Het bovengenoemde is niet moeilijk om met voorbeelden te onderstrepen. We trekken niet meer met elkaar op. Afstand houden is een gevleugelde uitdrukking. Knuffelen is er niet meer bij. Maar ook een gebaar van meeleven, een hand op je schouder, een aai over je bol, behoort tot het verleden. Wandelend lopen we als melaatsen langs elkaar heen als we elkaar tegenkomen. Beiden wijken we naar rechts. Onze zondagse kerkdiensten, massaal optrekken, kennen we niet meer. En de diensten zelf, lijken voor sommigen op kant en klare maaltijden. Even in de magnetron en klaar is kees.
Maar Kees was er niet klaar mee. Hij vond het maar niets. Waarom niet gewoon een dienst in een kerkgebouw in plaats van die zogenaamde buitendiensten. Hoe ver staat dit alles niet af van een gewone kerkgang. Waar diensten zorgvuldig voorbereid worden, zoals het bij goede maaltijden hoort. De tafel keurig gedekt. Mes en vork, mes met de scherpe kant naar het bord gericht en de vork links van het bord gerangschikt lagen. Zo ook de diensten. Je wist wat er kwam. De liturgie was Bijbels en volgens gemaakte afspraken ingevuld. Nu, geheel anders. De dominee in spijkerbroek, zijn handen zegenend gestrekt onder een geopende hemel. Daar waar een groep overvliegende ganzen al kwakend blijk van instemming geven. Zij weten uit ervaring dat er meer tussen hemel en aarde beweegt, dan wij soms voelen.
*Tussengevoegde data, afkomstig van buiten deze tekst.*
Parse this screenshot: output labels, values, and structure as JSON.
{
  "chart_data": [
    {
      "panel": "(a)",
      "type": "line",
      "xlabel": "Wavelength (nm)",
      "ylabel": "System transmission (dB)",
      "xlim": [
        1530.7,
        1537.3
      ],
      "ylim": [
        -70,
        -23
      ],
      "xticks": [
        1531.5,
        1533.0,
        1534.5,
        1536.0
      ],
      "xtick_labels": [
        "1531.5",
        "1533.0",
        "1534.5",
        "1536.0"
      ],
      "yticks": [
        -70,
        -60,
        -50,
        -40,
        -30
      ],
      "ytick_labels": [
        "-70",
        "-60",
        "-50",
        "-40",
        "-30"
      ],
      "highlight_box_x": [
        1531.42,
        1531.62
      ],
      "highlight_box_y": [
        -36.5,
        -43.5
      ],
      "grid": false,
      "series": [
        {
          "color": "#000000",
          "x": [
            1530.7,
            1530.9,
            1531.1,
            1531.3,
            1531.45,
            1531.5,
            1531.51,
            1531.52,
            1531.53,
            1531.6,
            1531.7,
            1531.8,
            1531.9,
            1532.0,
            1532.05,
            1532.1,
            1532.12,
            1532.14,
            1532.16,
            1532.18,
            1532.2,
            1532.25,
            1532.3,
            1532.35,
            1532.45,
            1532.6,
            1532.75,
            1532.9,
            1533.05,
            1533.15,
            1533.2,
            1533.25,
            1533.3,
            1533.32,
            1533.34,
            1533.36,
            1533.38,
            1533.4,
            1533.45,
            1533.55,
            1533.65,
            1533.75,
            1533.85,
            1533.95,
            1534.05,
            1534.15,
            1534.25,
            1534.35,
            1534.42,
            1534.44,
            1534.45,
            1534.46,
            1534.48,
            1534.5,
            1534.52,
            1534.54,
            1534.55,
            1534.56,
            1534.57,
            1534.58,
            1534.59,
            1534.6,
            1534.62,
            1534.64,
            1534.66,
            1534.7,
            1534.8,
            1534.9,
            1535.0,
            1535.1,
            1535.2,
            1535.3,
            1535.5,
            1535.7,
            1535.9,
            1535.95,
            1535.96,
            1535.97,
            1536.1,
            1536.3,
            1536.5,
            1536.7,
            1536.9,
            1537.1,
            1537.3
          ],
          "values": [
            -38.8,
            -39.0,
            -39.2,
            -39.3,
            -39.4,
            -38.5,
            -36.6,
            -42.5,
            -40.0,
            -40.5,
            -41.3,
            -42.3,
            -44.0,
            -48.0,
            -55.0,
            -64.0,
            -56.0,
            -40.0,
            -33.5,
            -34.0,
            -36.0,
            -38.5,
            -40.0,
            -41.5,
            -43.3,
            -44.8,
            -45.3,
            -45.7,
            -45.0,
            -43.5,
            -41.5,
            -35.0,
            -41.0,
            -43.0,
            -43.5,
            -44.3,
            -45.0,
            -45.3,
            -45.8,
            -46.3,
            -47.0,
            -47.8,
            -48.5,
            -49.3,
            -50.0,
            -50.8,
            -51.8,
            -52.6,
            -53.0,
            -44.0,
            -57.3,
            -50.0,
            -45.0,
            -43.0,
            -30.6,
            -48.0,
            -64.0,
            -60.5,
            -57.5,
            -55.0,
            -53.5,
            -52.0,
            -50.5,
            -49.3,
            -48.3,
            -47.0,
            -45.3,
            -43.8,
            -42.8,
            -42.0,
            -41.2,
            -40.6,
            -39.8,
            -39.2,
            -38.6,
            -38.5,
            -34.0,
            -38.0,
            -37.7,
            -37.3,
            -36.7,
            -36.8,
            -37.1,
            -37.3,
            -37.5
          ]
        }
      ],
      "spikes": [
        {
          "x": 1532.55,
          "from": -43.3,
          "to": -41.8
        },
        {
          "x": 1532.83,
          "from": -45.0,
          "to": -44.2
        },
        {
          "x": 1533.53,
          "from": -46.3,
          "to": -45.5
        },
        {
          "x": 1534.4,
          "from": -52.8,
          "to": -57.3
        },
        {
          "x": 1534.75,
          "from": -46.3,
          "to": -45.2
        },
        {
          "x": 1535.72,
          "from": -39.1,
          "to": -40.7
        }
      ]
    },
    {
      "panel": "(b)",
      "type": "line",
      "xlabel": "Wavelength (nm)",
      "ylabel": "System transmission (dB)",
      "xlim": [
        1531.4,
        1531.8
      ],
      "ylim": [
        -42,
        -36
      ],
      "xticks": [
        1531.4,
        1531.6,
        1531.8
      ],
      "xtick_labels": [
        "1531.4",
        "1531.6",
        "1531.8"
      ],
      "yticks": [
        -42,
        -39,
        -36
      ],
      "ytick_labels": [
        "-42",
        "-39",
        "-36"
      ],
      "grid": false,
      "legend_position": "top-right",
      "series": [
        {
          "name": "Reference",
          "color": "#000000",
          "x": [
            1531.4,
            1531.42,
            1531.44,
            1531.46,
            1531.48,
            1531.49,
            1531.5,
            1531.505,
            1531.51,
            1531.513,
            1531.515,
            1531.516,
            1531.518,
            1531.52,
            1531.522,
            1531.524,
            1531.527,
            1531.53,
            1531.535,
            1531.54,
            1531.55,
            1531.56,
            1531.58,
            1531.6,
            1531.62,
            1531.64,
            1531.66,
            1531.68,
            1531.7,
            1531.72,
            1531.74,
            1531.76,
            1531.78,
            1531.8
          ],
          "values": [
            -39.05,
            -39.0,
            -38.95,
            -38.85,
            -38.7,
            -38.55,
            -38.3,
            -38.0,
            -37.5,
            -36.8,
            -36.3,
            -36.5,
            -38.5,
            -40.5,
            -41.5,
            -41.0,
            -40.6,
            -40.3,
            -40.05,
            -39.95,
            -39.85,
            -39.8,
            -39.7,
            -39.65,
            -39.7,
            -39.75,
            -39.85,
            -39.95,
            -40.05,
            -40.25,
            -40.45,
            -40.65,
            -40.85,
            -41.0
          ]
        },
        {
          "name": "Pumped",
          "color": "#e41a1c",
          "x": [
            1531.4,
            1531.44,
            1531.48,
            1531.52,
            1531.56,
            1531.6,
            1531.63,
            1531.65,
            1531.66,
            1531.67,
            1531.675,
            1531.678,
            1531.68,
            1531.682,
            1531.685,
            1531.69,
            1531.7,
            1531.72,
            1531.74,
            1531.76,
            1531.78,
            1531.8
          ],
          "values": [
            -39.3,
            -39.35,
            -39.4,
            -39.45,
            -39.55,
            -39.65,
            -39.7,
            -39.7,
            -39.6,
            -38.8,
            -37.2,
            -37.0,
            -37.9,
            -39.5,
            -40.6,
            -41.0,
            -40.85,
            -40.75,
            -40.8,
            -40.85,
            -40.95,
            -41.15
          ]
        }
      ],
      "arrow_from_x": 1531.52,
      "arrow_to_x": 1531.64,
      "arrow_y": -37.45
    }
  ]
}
Heimwee vult menig hart. Jaren geleden vroeg in aan mijn vader, hoe hij als jongere de kerkdiensten vroeger had ervaren. De kerken zaten toen bomvol. Kerkverzuim was er niet. De diensten duurden minimaal 90 minuten uitlopend tot twee uur. Zijn antwoord weet ik nog: “als de tussenzang begon, wisten we dat we op de helft waren.” Zit het bij ons ingeschapen om het verleden te verheerlijken? Ik weet het niet. Het volk van Israël verlangde terug naar Egypte toen ze de woestijn doortrokken. (Het verleden daarbij verheerlijkend.) Vlees en meloenen waren daar in overvloed. Heel wat lekkerder dan het voorgeschotelde manna. Maken wij een woestijntocht door? Waren de mensen vroeger veel heilbegeriger? Hadden ze toen niet veel meer over voor de dienst van de Heer? Zo’n vraag komt zo maar bij mij naar boven.
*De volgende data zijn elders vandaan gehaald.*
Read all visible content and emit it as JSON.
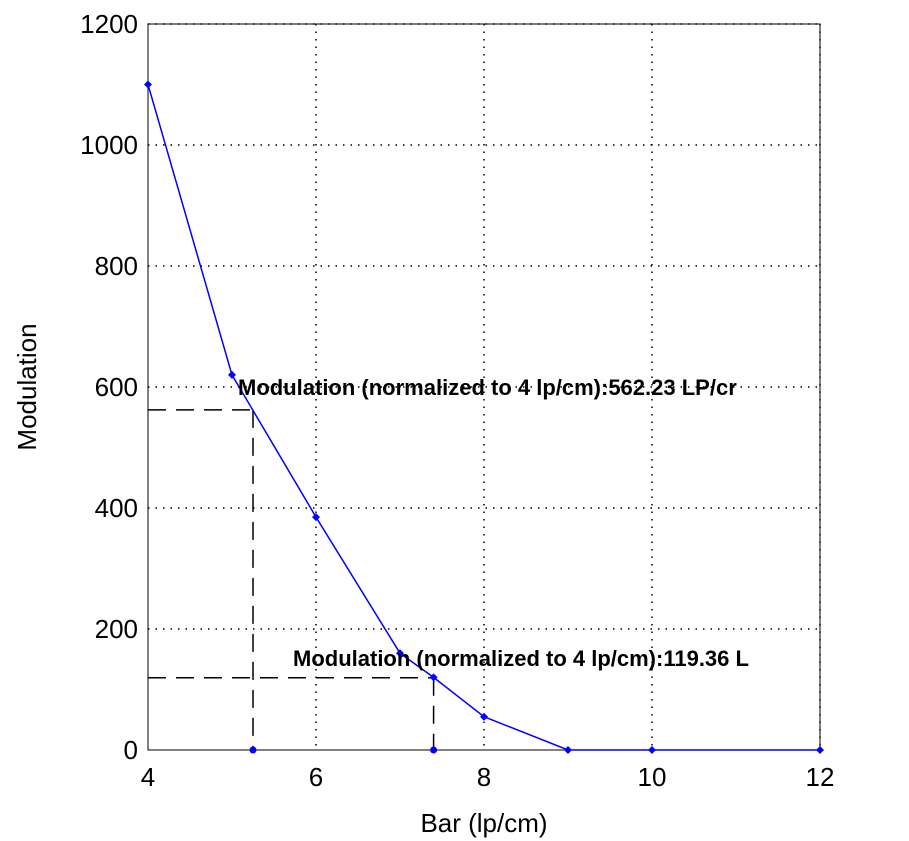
{
  "chart_data": {
    "type": "line",
    "xlabel": "Bar (lp/cm)",
    "ylabel": "Modulation",
    "xlim": [
      4,
      12
    ],
    "ylim": [
      0,
      1200
    ],
    "xticks": [
      "4",
      "6",
      "8",
      "10",
      "12"
    ],
    "yticks": [
      "0",
      "200",
      "400",
      "600",
      "800",
      "1000",
      "1200"
    ],
    "grid": true,
    "line_color": "#0000ff",
    "series": [
      {
        "x": [
          4,
          5,
          6,
          7,
          7.4,
          8,
          9,
          10,
          12
        ],
        "y": [
          1100,
          620,
          385,
          160,
          120,
          55,
          0,
          0,
          0
        ]
      }
    ],
    "reference_lines": [
      {
        "x": 5.25,
        "y": 562.23,
        "label": "Modulation (normalized to 4 lp/cm):562.23  LP/cr"
      },
      {
        "x": 7.4,
        "y": 119.36,
        "label": "Modulation (normalized to 4 lp/cm):119.36  L"
      }
    ]
  }
}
Ik las in de kerkbode, 2e jaargang 18 jan. 1946 het volgende. Het gebeurde regelmatig, dat in beide diensten, die van negen en van half elf, mensen te laat in de kerk kwamen. “Een onwraakbaar bewijs, dat het te laat komen, (een zeldzame uitzondering daargelaten) geen kwestie van noodzaak maar van (schuldige) traagheid is. De eerbied voor de dienst des Heeren moest ons hiervoor behoeden.” Besloten wordt de hoofdingang af te sluiten, zodra de kerkenraad binnen komt. Tot slot: Tevens verzoekt de kerkenraad allen, die dit aangaat, om na de dienst zijn sigaar of sigaret niet reeds in het kerkgebouw aan te steken, maar hiermee te wachten tot men althans in het portaal is.”
Mee door corona is er nu een verscheidenheid aan kerkdiensten. Er zijn dominees die letterlijk voor lege banken preken. Of men gaat, tegen het advies in, toch in grote aantallen naar de kerk. In onze gemeente vullen de predikanten, in overleg, de diensten afwisselend in. Niet ieder wordt hier blij van. Maar noodgedwongen, door de corona, gaan de preikanten op zoek naar een invulling, die misschien beter bij onze tijd past, dan wij dachten. Predikanten krijgen zo de kans om zich te ontplooien met omgang van de media, die voor onze jonge generaties vanzelfsprekend is.
En Kees dan? Ik denk dat Kees genoeg preken gehoord heeft – in drie punten- dat daar zeker punten bij zijn geweest, waar hij nog steeds op kan teren. Zo niet, dan blijft de vraag open, of er toch iets ontbrak vroeger.